House of the Tiger King
- Cover of the first UK edition
- Author: Tahir Shah
- Audio read by: Sam Dastor
- Language: English
- Genre: Travel journal
- Set in: Peru
- Publisher: John Murray
- Publication date: 2004
- Publication place: United Kingdom
- Media type: Print
- Pages: 240
- ISBN: 978-0-7195-6611-0
- OCLC: 56465330
- Preceded by: In Search of King Solomon's Mines
- Followed by: The Caliph's House

= House of the Tiger King =

Travel journal

House of the Tiger King is a travel journal in which Anglo-Afghan author Tahir Shah recounts his search for the legendary Inca city Paititi.

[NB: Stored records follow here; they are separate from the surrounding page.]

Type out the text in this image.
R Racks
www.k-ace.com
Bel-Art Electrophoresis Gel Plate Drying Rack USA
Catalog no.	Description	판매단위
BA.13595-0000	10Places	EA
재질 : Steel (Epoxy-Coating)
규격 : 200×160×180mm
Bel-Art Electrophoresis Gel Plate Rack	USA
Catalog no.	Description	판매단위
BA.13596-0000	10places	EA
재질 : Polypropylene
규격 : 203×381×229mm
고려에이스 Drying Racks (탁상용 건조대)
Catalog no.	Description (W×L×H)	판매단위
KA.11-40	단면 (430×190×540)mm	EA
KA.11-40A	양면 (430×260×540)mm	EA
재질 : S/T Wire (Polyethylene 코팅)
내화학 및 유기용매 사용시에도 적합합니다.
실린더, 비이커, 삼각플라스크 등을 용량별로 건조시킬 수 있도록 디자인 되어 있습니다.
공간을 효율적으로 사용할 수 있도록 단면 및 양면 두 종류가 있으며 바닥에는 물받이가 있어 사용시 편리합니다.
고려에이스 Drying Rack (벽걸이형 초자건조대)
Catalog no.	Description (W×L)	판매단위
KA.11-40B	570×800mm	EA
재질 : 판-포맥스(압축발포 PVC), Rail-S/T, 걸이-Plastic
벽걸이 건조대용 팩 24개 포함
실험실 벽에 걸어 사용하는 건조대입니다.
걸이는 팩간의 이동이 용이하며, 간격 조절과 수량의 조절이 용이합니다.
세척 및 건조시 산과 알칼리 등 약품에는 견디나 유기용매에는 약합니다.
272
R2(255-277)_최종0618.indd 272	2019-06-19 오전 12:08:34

The book was first published by John Murray in 2004. Its title is a translation of a Machiguenga name for Paititi.

House of the Tiger King was read by Sam Dastor on BBC Radio 4's Book of the Week in July 2004.

==Overview==
There is a story that before the Spanish Conquistadors invaded and destroyed the last bastion of the Inca Empire, Vilcabamba, in 1572, the Inca citizens fled from there, and built a magnificent city in a remote part of the cloud forest. Travel writer Tahir Shah, like many before him, seeks this legendary city—Paititi. Shah begins in the Madre de Dios Region of southeastern Peru. Among his party are a Machiguenga guide called Pancho, and Richard Fowler, a wilderness guide hired by Shah for physical security.

The project was also the basis for a documentary feature film of the same name, directed by David Flamholc.